Among the problems in the domestic soccer sector, one must be lack of real professionalism despite the professionalization reform that started in 1993. Clubs were formed, but power and responsibility were not clearly earmarked between clubs and multiple soccer associations, with the latter still having a too big say in organizing matches. In some sense, it is the huge power they wield that has made soccer officials abuse it to end up in jail.
Besides, the youth training system of domestic soccer players is unsustainable. A Sporting Intelligence report in 2019 showed that the average annual salary of Chinese Football Association Super League players was $1.05 million, ranking 6th globally among the major sport leagues. Such high pay traps domestic players, curbing them from seeking an improvement in skills overseas.

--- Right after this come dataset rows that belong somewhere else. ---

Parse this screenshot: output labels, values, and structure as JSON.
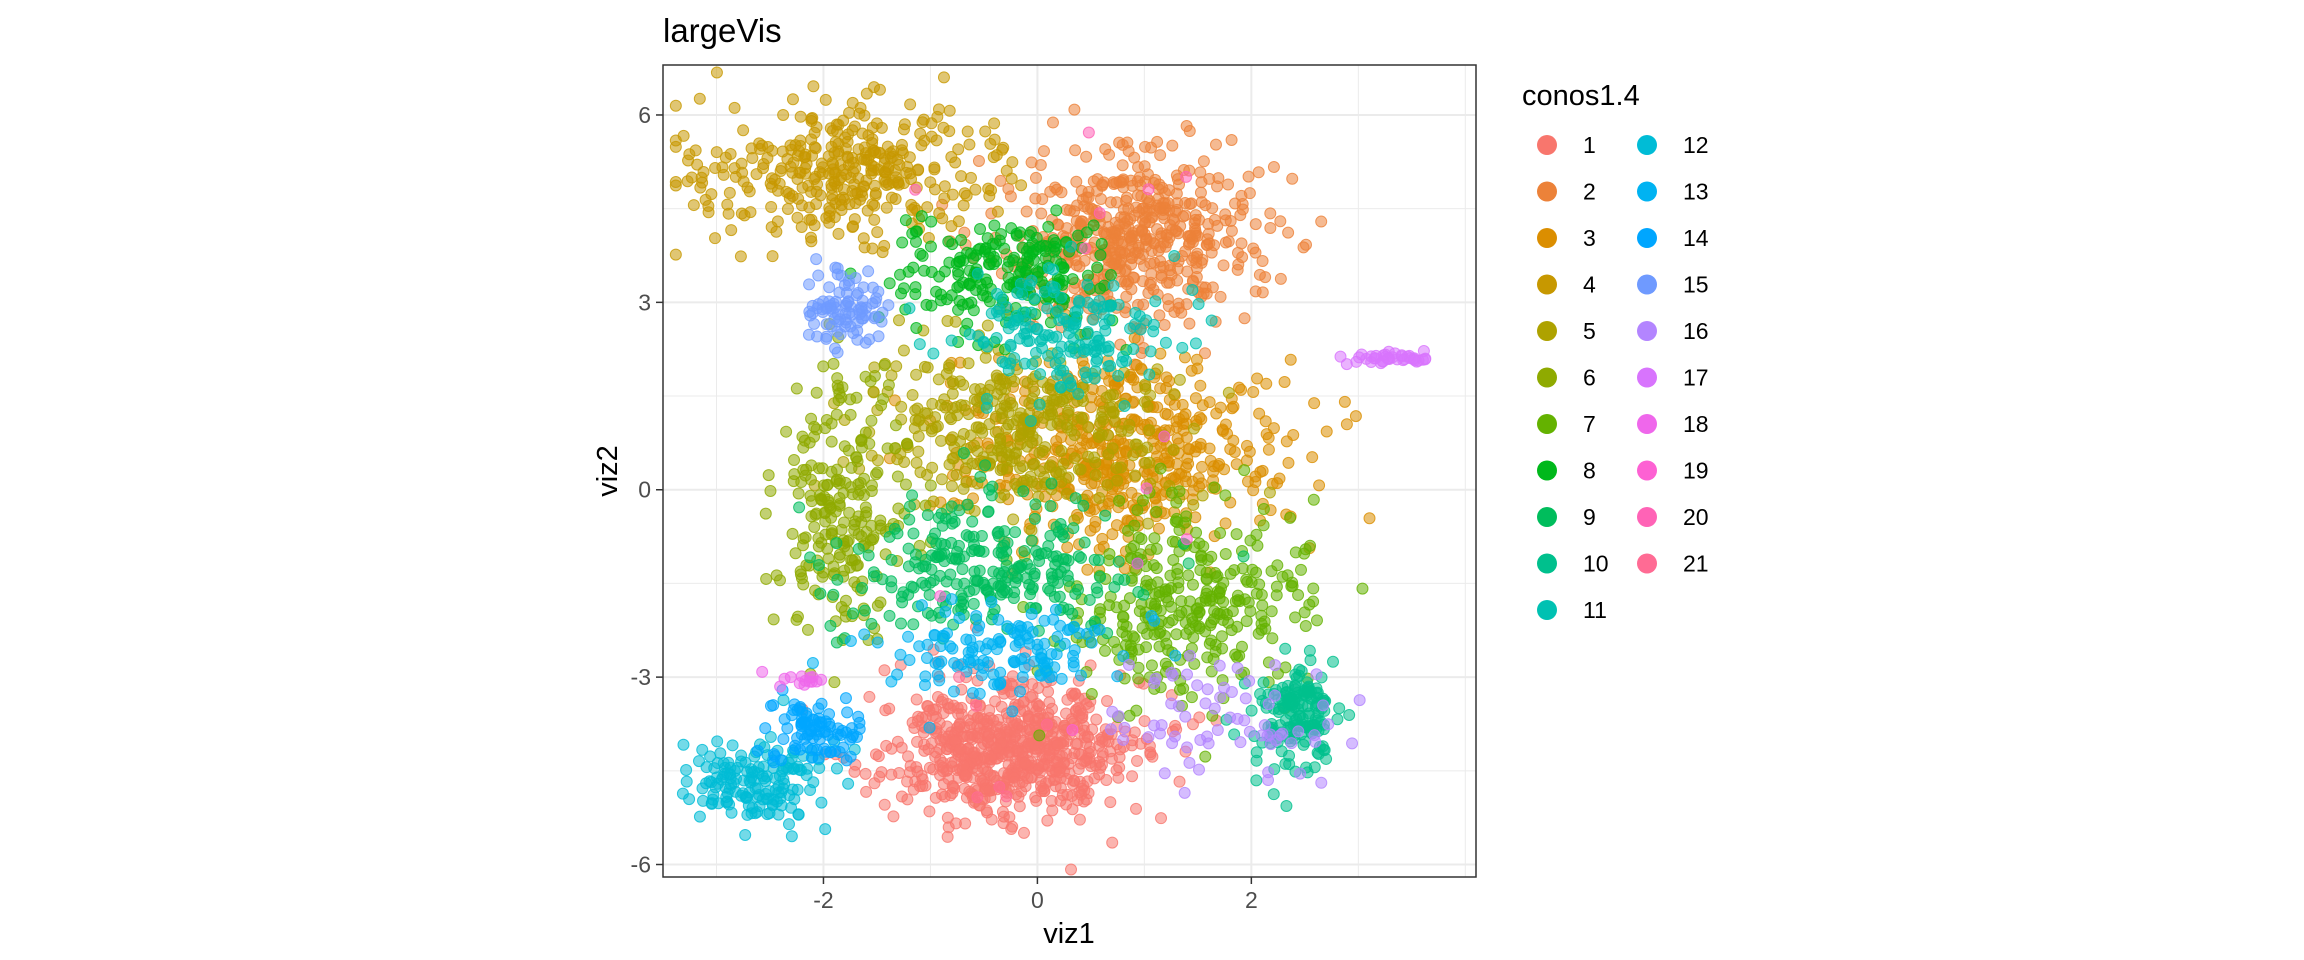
{
  "chart_data": {
    "type": "scatter",
    "title": "largeVis",
    "xlabel": "viz1",
    "ylabel": "viz2",
    "xlim": [
      -3.5,
      4.1
    ],
    "ylim": [
      -6.2,
      6.8
    ],
    "x_ticks": [
      -2,
      0,
      2
    ],
    "x_tick_labels": [
      "-2",
      "0",
      "2"
    ],
    "y_ticks": [
      -6,
      -3,
      0,
      3,
      6
    ],
    "y_tick_labels": [
      "-6",
      "-3",
      "0",
      "3",
      "6"
    ],
    "grid": true,
    "point_alpha": 0.55,
    "legend": {
      "title": "conos1.4",
      "position": "right",
      "columns": 2,
      "entries": [
        {
          "label": "1",
          "color": "#F8766D"
        },
        {
          "label": "2",
          "color": "#EC8239"
        },
        {
          "label": "3",
          "color": "#DB8E00"
        },
        {
          "label": "4",
          "color": "#C79800"
        },
        {
          "label": "5",
          "color": "#AEA200"
        },
        {
          "label": "6",
          "color": "#8FAA00"
        },
        {
          "label": "7",
          "color": "#64B200"
        },
        {
          "label": "8",
          "color": "#00B81B"
        },
        {
          "label": "9",
          "color": "#00BD5C"
        },
        {
          "label": "10",
          "color": "#00C08D"
        },
        {
          "label": "11",
          "color": "#00C1B2"
        },
        {
          "label": "12",
          "color": "#00BCD6"
        },
        {
          "label": "13",
          "color": "#00B3F2"
        },
        {
          "label": "14",
          "color": "#00A6FF"
        },
        {
          "label": "15",
          "color": "#6F9AFF"
        },
        {
          "label": "16",
          "color": "#B385FF"
        },
        {
          "label": "17",
          "color": "#D874FD"
        },
        {
          "label": "18",
          "color": "#EF67EB"
        },
        {
          "label": "19",
          "color": "#FD61D3"
        },
        {
          "label": "20",
          "color": "#FF63B6"
        },
        {
          "label": "21",
          "color": "#FF6B94"
        }
      ]
    },
    "clusters": [
      {
        "label": "1",
        "color": "#F8766D",
        "cx": -0.25,
        "cy": -4.2,
        "sx": 0.6,
        "sy": 0.55,
        "n": 700
      },
      {
        "label": "2",
        "color": "#EC8239",
        "cx": 0.9,
        "cy": 4.0,
        "sx": 0.6,
        "sy": 0.7,
        "n": 520
      },
      {
        "label": "3",
        "color": "#DB8E00",
        "cx": 0.8,
        "cy": 0.6,
        "sx": 0.75,
        "sy": 0.75,
        "n": 520
      },
      {
        "label": "4",
        "color": "#C79800",
        "cx": -1.8,
        "cy": 5.1,
        "sx": 0.75,
        "sy": 0.55,
        "n": 360
      },
      {
        "label": "5",
        "color": "#AEA200",
        "cx": -0.2,
        "cy": 1.0,
        "sx": 0.7,
        "sy": 0.65,
        "n": 360
      },
      {
        "label": "6",
        "color": "#8FAA00",
        "cx": -1.8,
        "cy": -0.2,
        "sx": 0.3,
        "sy": 1.0,
        "n": 230
      },
      {
        "label": "7",
        "color": "#64B200",
        "cx": 1.4,
        "cy": -1.8,
        "sx": 0.6,
        "sy": 0.8,
        "n": 320
      },
      {
        "label": "8",
        "color": "#00B81B",
        "cx": -0.3,
        "cy": 3.4,
        "sx": 0.55,
        "sy": 0.45,
        "n": 220
      },
      {
        "label": "9",
        "color": "#00BD5C",
        "cx": -0.4,
        "cy": -1.3,
        "sx": 0.7,
        "sy": 0.55,
        "n": 270
      },
      {
        "label": "10",
        "color": "#00C08D",
        "cx": 2.4,
        "cy": -3.7,
        "sx": 0.2,
        "sy": 0.45,
        "n": 160
      },
      {
        "label": "11",
        "color": "#00C1B2",
        "cx": 0.3,
        "cy": 2.5,
        "sx": 0.5,
        "sy": 0.5,
        "n": 170
      },
      {
        "label": "12",
        "color": "#00BCD6",
        "cx": -2.6,
        "cy": -4.7,
        "sx": 0.35,
        "sy": 0.35,
        "n": 160
      },
      {
        "label": "13",
        "color": "#00B3F2",
        "cx": -0.3,
        "cy": -2.6,
        "sx": 0.6,
        "sy": 0.35,
        "n": 140
      },
      {
        "label": "14",
        "color": "#00A6FF",
        "cx": -2.1,
        "cy": -3.8,
        "sx": 0.2,
        "sy": 0.3,
        "n": 90
      },
      {
        "label": "15",
        "color": "#6F9AFF",
        "cx": -1.8,
        "cy": 2.9,
        "sx": 0.2,
        "sy": 0.3,
        "n": 90
      },
      {
        "label": "16",
        "color": "#B385FF",
        "cx": 1.7,
        "cy": -3.6,
        "sx": 0.5,
        "sy": 0.5,
        "n": 70
      },
      {
        "label": "17",
        "color": "#D874FD",
        "cx": 3.3,
        "cy": 2.1,
        "sx": 0.2,
        "sy": 0.05,
        "n": 40
      },
      {
        "label": "18",
        "color": "#EF67EB",
        "cx": -2.2,
        "cy": -3.05,
        "sx": 0.12,
        "sy": 0.06,
        "n": 14
      },
      {
        "label": "19",
        "color": "#FD61D3",
        "cx": 0.2,
        "cy": -1.5,
        "sx": 1.0,
        "sy": 1.5,
        "n": 6
      },
      {
        "label": "20",
        "color": "#FF63B6",
        "cx": 0.8,
        "cy": 4.8,
        "sx": 0.8,
        "sy": 0.8,
        "n": 6
      },
      {
        "label": "21",
        "color": "#FF6B94",
        "cx": -0.5,
        "cy": -4.0,
        "sx": 0.6,
        "sy": 0.6,
        "n": 6
      }
    ]
  }
}
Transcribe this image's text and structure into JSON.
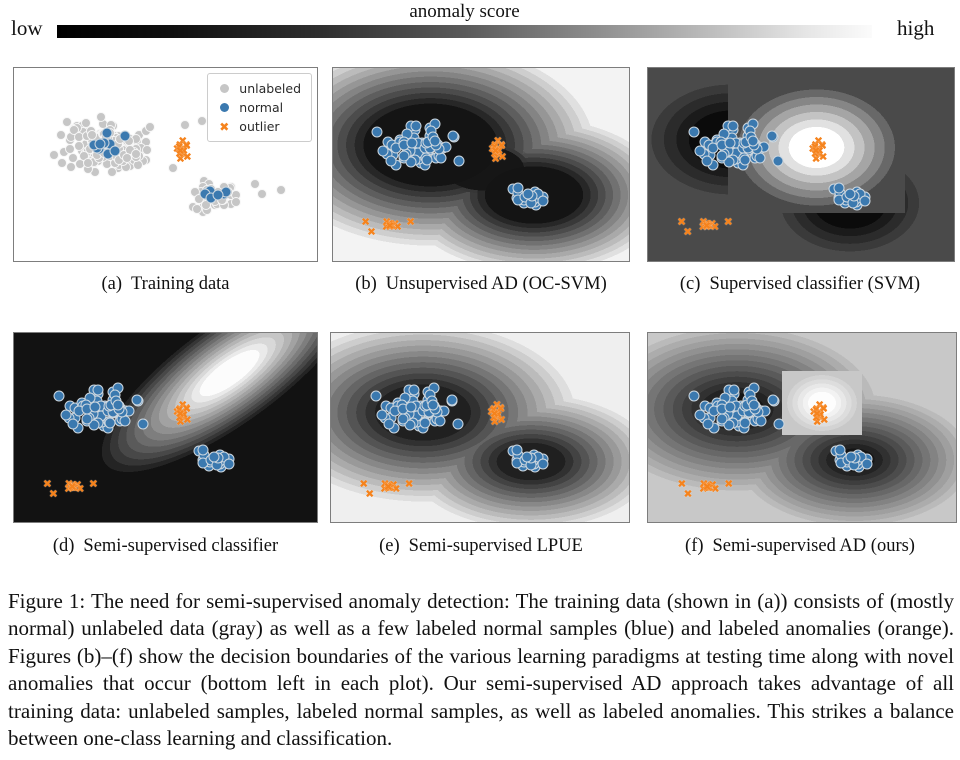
{
  "colorbar": {
    "title": "anomaly score",
    "low_label": "low",
    "high_label": "high",
    "gradient_left_color": "#000000",
    "gradient_right_color": "#fbfbfb"
  },
  "legend": {
    "items": [
      {
        "label": "unlabeled",
        "marker": "circle",
        "color": "#c6c6c6"
      },
      {
        "label": "normal",
        "marker": "circle",
        "color": "#3b79af"
      },
      {
        "label": "outlier",
        "marker": "cross",
        "color": "#f5831d"
      }
    ]
  },
  "figure_caption": {
    "text": "Figure 1: The need for semi-supervised anomaly detection: The training data (shown in (a)) consists of (mostly normal) unlabeled data (gray) as well as a few labeled normal samples (blue) and labeled anomalies (orange). Figures (b)–(f) show the decision boundaries of the various learning paradigms at testing time along with novel anomalies that occur (bottom left in each plot). Our semi-supervised AD approach takes advantage of all training data: unlabeled samples, labeled normal samples, as well as labeled anomalies. This strikes a balance between one-class learning and classification."
  },
  "chart_data": {
    "type": "scatter",
    "glyphs": {
      "outlier_cross": "✖"
    },
    "marker_colors": {
      "gray": {
        "fill": "#c6c6c6",
        "edge": "rgba(255,255,255,0.85)",
        "size": 10
      },
      "blue": {
        "fill": "#3b79af",
        "edge": "rgba(232,232,232,0.85)",
        "size": 11
      },
      "orange": {
        "fill": "#f5831d",
        "edge": "#ffffff",
        "size": 11
      }
    },
    "clusters": {
      "gray_left": {
        "cx": 0.295,
        "cy": 0.4,
        "ax": 0.205,
        "ay": 0.175,
        "n": 160,
        "seed": 7
      },
      "gray_right": {
        "cx": 0.665,
        "cy": 0.665,
        "ax": 0.115,
        "ay": 0.085,
        "n": 48,
        "seed": 13
      },
      "gray_singles": [
        [
          0.795,
          0.6
        ],
        [
          0.82,
          0.655
        ],
        [
          0.565,
          0.295
        ],
        [
          0.62,
          0.275
        ],
        [
          0.525,
          0.52
        ],
        [
          0.88,
          0.63
        ]
      ],
      "blue_left_a": {
        "cx": 0.305,
        "cy": 0.405,
        "ax": 0.105,
        "ay": 0.09,
        "n": 10,
        "seed": 21
      },
      "blue_right_a": {
        "cx": 0.665,
        "cy": 0.66,
        "ax": 0.05,
        "ay": 0.042,
        "n": 7,
        "seed": 29
      },
      "blue_left": {
        "cx": 0.3,
        "cy": 0.4,
        "ax": 0.175,
        "ay": 0.145,
        "n": 72,
        "seed": 42
      },
      "blue_right": {
        "cx": 0.67,
        "cy": 0.67,
        "ax": 0.105,
        "ay": 0.075,
        "n": 23,
        "seed": 51
      },
      "orange_train": {
        "cx": 0.555,
        "cy": 0.425,
        "ax": 0.028,
        "ay": 0.055,
        "n": 13,
        "seed": 63
      },
      "orange_novel": {
        "cx": 0.2,
        "cy": 0.815,
        "ax": 0.03,
        "ay": 0.028,
        "n": 11,
        "seed": 75
      },
      "orange_novel_singles": [
        [
          0.11,
          0.8
        ],
        [
          0.13,
          0.852
        ],
        [
          0.262,
          0.8
        ]
      ]
    },
    "panels": [
      {
        "id": "a",
        "caption_prefix": "(a)",
        "caption": "Training data",
        "bg": "#ffffff",
        "has_legend": true,
        "blobs": [],
        "groups": [
          {
            "type": "dot",
            "color": "gray",
            "clusters": [
              "gray_left",
              "gray_right"
            ],
            "singles": "gray_singles"
          },
          {
            "type": "dot",
            "color": "blue",
            "clusters": [
              "blue_left_a",
              "blue_right_a"
            ]
          },
          {
            "type": "cross",
            "color": "orange",
            "clusters": [
              "orange_train"
            ]
          }
        ]
      },
      {
        "id": "b",
        "caption_prefix": "(b)",
        "caption": "Unsupervised AD (OC-SVM)",
        "bg": "#f3f3f3",
        "blobs": [
          {
            "cx": 0.33,
            "cy": 0.4,
            "rx": 0.58,
            "ry": 0.55,
            "core": "#141414",
            "outer": "#f3f3f3",
            "bands": 13,
            "flat": 0.34,
            "blend": "darken"
          },
          {
            "cx": 0.68,
            "cy": 0.66,
            "rx": 0.47,
            "ry": 0.42,
            "core": "#141414",
            "outer": "#f3f3f3",
            "bands": 13,
            "flat": 0.3,
            "blend": "darken"
          },
          {
            "cx": 0.51,
            "cy": 0.52,
            "rx": 0.26,
            "ry": 0.22,
            "core": "#161616",
            "outer": "#f3f3f3",
            "bands": 8,
            "flat": 0.45,
            "blend": "darken"
          }
        ],
        "groups": [
          {
            "type": "dot",
            "color": "blue",
            "clusters": [
              "blue_left",
              "blue_right"
            ]
          },
          {
            "type": "cross",
            "color": "orange",
            "clusters": [
              "orange_train",
              "orange_novel"
            ],
            "singles": "orange_novel_singles"
          }
        ]
      },
      {
        "id": "c",
        "caption_prefix": "(c)",
        "caption": "Supervised classifier (SVM)",
        "bg": "#4a4a4a",
        "blobs": [
          {
            "cx": 0.27,
            "cy": 0.37,
            "rx": 0.3,
            "ry": 0.33,
            "core": "#0b0b0b",
            "outer": "#4a4a4a",
            "bands": 5,
            "flat": 0.32,
            "blend": "darken"
          },
          {
            "cx": 0.66,
            "cy": 0.7,
            "rx": 0.26,
            "ry": 0.29,
            "core": "#0b0b0b",
            "outer": "#4a4a4a",
            "bands": 5,
            "flat": 0.32,
            "blend": "darken"
          },
          {
            "cx": 0.55,
            "cy": 0.41,
            "rx": 0.29,
            "ry": 0.34,
            "core": "#ffffff",
            "outer": "#4a4a4a",
            "bands": 7,
            "flat": 0.2,
            "blend": "lighten"
          }
        ],
        "groups": [
          {
            "type": "dot",
            "color": "blue",
            "clusters": [
              "blue_left",
              "blue_right"
            ]
          },
          {
            "type": "cross",
            "color": "orange",
            "clusters": [
              "orange_train",
              "orange_novel"
            ],
            "singles": "orange_novel_singles"
          }
        ]
      },
      {
        "id": "d",
        "caption_prefix": "(d)",
        "caption": "Semi-supervised classifier",
        "bg": "#121212",
        "blobs": [
          {
            "cx": 0.71,
            "cy": 0.21,
            "rx": 0.54,
            "ry": 0.28,
            "rot": -36,
            "core": "#fcfcfc",
            "outer": "#121212",
            "bands": 14,
            "flat": 0.16
          }
        ],
        "groups": [
          {
            "type": "dot",
            "color": "blue",
            "clusters": [
              "blue_left",
              "blue_right"
            ]
          },
          {
            "type": "cross",
            "color": "orange",
            "clusters": [
              "orange_train",
              "orange_novel"
            ],
            "singles": "orange_novel_singles"
          }
        ]
      },
      {
        "id": "e",
        "caption_prefix": "(e)",
        "caption": "Semi-supervised LPUE",
        "bg": "#efefef",
        "blobs": [
          {
            "cx": 0.31,
            "cy": 0.42,
            "rx": 0.54,
            "ry": 0.5,
            "core": "#202020",
            "outer": "#efefef",
            "bands": 13,
            "flat": 0.24,
            "blend": "darken"
          },
          {
            "cx": 0.67,
            "cy": 0.68,
            "rx": 0.44,
            "ry": 0.38,
            "core": "#202020",
            "outer": "#efefef",
            "bands": 13,
            "flat": 0.2,
            "blend": "darken"
          }
        ],
        "groups": [
          {
            "type": "dot",
            "color": "blue",
            "clusters": [
              "blue_left",
              "blue_right"
            ]
          },
          {
            "type": "cross",
            "color": "orange",
            "clusters": [
              "orange_train",
              "orange_novel"
            ],
            "singles": "orange_novel_singles"
          }
        ]
      },
      {
        "id": "f",
        "caption_prefix": "(f)",
        "caption": "Semi-supervised AD (ours)",
        "bg": "#c8c8c8",
        "blobs": [
          {
            "cx": 0.29,
            "cy": 0.4,
            "rx": 0.48,
            "ry": 0.46,
            "core": "#151515",
            "outer": "#c8c8c8",
            "bands": 14,
            "flat": 0.12,
            "blend": "darken"
          },
          {
            "cx": 0.67,
            "cy": 0.67,
            "rx": 0.4,
            "ry": 0.37,
            "core": "#151515",
            "outer": "#c8c8c8",
            "bands": 14,
            "flat": 0.1,
            "blend": "darken"
          },
          {
            "cx": 0.565,
            "cy": 0.37,
            "rx": 0.13,
            "ry": 0.17,
            "core": "#fdfdfd",
            "outer": "#c8c8c8",
            "bands": 6,
            "flat": 0.22,
            "blend": "lighten"
          }
        ],
        "groups": [
          {
            "type": "dot",
            "color": "blue",
            "clusters": [
              "blue_left",
              "blue_right"
            ]
          },
          {
            "type": "cross",
            "color": "orange",
            "clusters": [
              "orange_train",
              "orange_novel"
            ],
            "singles": "orange_novel_singles"
          }
        ]
      }
    ]
  }
}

On the other hand, the high salary does little to attract more Chinese youth to the soccer field because most soccer players come from professional sporting schools, where they generally lag behind in studies. But if these professional sporting school students fail to make it to the national soccer team or any prominent one, they will have little chance of entering a good college, either. That’s why most sport school students quit by the time they are 12 — they cannot bear the risk of failing to make it anywhere in life and instead seek academic education in a middle school.
That’s why soccer is not a popular sport among the domestic youth. Until and unless all Chinese students, and not just professional sport school students, play soccer during recess, or, until Chinese soccer players play in international contests, the men’s national soccer team will not make it to the World Cup.